We’re seeing a scoring drift on a topic - ‘order cancellation’ - after a small keyword update. Added “cancel order” and “refund request” to the phrase list. Precision hasn’t changed much, but recall dropped almost 15 percent. It’s weird, because the new keywords are pretty specific.
The flow is simple - using Zoom Contact Center’s native speech analytics. Not doing anything fancy with the SDK. Did see a similar discussion about SIP trunk jitter affecting precision, but the audio quality looks okay. Is there a setting I am missing, or a recalibration step after adding new keywords?
The API call to /api/v2/analytics/topics/{topicId}/scores seems to return consistent results, but the overall model’s recall is down. Does Zoom’s scoring algorithm penalize short phrase matches?
The scoring drift is probably connected to the minimum confidence score setting for topic detection. We had a similar case last year - someone in the community found that the default value is too high for new keywords - you should lower it and monitor the impact on both precision and recall. It’s a common issue when adding phrases, especially specific ones.
That’s right about the confidence score - it’s often the culprit, and the documentation does state, quote, “Adjusting the minimum confidence score allows you to balance precision and recall based on your specific needs” - you’ll find that in the Zoom Contact Center Speech Analytics guide. But quick one - are you sure the new phrases aren’t triggering false positives on other topics? It’s like adding a new street to a map - you need to check it doesn’t accidentally connect to the wrong destination.
Fun one today. That’s right about the confidence score - it’s often the first thing to check. But we’ve hit a similar drift, and it wasn’t confidence, it was actually the phrase weighting. Zoom Contact Center’s phrase weighting is…subtle.
Here’s how we approached it:
Understanding Phrase Weighting in Zoom Contact Center
Default Weighting: Every phrase you add initially gets a weight of 1. This means it’s equal in importance to every other phrase.

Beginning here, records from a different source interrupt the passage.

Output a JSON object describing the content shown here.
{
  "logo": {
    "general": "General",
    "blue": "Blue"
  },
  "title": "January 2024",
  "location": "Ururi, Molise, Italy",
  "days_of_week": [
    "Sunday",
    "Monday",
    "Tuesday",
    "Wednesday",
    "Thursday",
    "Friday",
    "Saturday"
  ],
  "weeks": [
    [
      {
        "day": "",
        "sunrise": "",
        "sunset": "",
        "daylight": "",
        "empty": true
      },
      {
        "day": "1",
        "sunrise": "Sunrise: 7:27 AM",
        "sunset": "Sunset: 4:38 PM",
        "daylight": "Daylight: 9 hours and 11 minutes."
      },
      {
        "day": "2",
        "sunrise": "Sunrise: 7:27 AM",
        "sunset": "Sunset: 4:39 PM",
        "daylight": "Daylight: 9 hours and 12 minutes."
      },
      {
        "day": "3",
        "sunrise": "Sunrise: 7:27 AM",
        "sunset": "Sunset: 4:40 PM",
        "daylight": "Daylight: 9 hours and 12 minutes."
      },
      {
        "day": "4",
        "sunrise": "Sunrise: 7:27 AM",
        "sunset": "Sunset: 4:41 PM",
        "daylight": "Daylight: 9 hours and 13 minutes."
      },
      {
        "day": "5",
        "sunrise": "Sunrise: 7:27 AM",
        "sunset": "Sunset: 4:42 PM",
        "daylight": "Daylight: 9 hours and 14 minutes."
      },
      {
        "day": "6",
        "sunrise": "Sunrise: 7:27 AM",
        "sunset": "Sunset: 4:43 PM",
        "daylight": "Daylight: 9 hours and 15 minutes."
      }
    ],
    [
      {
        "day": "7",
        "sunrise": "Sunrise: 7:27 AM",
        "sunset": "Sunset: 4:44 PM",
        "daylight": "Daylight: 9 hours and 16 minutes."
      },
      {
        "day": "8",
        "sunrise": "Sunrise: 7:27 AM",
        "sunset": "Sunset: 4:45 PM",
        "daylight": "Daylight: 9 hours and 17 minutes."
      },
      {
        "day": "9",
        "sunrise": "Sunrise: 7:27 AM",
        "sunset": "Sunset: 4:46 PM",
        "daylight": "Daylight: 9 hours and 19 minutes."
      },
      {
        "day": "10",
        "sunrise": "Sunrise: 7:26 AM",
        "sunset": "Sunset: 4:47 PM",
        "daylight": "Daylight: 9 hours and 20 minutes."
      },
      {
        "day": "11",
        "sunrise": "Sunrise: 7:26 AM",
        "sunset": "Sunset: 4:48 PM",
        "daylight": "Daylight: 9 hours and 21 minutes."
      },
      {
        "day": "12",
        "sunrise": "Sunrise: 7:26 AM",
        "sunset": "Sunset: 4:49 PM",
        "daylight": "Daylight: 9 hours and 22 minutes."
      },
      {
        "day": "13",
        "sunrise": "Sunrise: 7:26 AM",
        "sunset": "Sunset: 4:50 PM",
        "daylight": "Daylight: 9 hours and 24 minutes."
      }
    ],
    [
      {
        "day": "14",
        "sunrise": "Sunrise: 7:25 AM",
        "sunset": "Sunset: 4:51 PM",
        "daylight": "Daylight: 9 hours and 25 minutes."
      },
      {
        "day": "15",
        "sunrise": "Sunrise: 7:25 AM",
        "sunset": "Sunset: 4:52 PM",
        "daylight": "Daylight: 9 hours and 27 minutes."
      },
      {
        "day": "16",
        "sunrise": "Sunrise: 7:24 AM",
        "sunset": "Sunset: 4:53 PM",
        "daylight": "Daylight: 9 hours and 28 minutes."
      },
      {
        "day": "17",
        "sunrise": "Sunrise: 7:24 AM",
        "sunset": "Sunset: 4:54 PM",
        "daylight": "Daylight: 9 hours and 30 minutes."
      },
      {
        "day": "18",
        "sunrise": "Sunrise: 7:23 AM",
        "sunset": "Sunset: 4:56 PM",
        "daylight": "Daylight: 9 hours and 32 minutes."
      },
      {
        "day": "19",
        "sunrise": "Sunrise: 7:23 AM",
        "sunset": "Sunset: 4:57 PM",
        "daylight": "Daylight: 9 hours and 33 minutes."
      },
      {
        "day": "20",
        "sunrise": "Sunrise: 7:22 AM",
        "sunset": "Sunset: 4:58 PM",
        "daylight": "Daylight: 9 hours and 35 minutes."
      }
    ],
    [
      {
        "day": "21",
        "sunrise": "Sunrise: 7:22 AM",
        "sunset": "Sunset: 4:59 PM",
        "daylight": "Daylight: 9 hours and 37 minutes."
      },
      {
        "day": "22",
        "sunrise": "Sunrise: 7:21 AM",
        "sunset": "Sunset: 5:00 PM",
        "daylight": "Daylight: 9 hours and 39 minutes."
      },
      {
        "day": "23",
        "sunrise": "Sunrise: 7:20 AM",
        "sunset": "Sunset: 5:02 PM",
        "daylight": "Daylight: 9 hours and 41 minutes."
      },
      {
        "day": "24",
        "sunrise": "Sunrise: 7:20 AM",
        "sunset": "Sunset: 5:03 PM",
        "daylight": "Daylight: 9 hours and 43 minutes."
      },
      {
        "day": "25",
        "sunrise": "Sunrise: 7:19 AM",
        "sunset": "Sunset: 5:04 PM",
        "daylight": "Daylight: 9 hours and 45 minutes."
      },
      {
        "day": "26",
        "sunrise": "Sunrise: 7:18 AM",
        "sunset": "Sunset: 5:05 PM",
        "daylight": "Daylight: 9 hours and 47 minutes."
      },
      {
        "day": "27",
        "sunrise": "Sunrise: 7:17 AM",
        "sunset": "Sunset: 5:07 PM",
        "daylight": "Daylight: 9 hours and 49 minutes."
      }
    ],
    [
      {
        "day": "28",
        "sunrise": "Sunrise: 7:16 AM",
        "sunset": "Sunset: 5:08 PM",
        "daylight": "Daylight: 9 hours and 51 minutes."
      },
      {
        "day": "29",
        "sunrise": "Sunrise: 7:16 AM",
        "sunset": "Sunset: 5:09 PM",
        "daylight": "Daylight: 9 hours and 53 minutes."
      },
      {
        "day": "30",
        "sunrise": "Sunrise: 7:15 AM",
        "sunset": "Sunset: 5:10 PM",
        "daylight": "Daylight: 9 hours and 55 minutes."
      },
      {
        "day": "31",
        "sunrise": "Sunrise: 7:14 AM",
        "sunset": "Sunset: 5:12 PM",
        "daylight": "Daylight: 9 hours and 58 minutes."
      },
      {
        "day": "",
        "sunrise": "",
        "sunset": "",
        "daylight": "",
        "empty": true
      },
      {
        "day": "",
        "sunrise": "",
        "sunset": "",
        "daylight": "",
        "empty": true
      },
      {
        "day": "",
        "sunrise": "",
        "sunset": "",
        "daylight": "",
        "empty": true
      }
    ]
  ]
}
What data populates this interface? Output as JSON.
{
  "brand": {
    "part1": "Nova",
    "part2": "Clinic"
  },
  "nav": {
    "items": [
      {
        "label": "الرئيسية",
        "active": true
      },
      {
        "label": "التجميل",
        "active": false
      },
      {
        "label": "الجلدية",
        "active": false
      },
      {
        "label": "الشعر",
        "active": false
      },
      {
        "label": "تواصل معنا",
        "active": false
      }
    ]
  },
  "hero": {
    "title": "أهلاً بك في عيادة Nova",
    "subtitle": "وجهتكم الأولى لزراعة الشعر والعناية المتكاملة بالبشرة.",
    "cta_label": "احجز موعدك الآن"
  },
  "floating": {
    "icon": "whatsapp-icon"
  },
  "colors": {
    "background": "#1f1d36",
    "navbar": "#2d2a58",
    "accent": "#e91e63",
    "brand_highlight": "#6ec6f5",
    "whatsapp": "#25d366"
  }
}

Impact of New Phrases: Adding highly specific phrases - like “cancel order” and “refund request” - can inadvertently dilute the importance of broader phrases you already have. Recall will drop because the system needs all conditions to be met for that specific phrase to fire.
The Fix: Increase the weight of your core phrases.
Implementation Details
You adjust phrase weighting within the Topic Detection configuration. It’s not exposed through the API directly - you must do it in the Zoom Contact Center UI.
Navigate to Speech Analytics → Topic Detection.
Select your ‘order cancellation’ topic.
Edit the phrases. You’ll see a Weight column.
For your existing, broader phrases (e.g., “order problem”, “issue with my order”), increase the weight to 2 or even 3.
Leave the new, more specific phrases at 1 for now.
Save your changes.
We found that increasing the core phrase weights helped restore recall without significantly impacting precision.
A couple things to watch:
Over-Weighting: Don’t go crazy with the weights. Weights greater than 3 can cause other unexpected behaviors.
Monitor Performance: It’s an iterative process. Monitor the scoring over the next 24-48 hours and adjust as needed. A slight increase in precision loss is usually acceptable if it significantly improves recall.
Phrase Overlap: Be sure the phrases aren’t accidentally overlapping in meaning. Zoom Contact Center isn’t always great at disambiguation.
fun one today. Phrase weighting - yeah, that’s where the REAL time sink is. We saw similar drift after a keyword add, and it wasn’t the confidence score at all. Zoom’s weighting algorithm is… opaque.
Here’s what bit us: new phrases → higher initial weight → disproportionate influence on topic scoring → recall looks good, but precision tanks. Lowered the weight on “cancel order” to 0.5 and “refund request” to 0.7. Monitor the API call duration - those weighting updates hit the analytics endpoint HARD.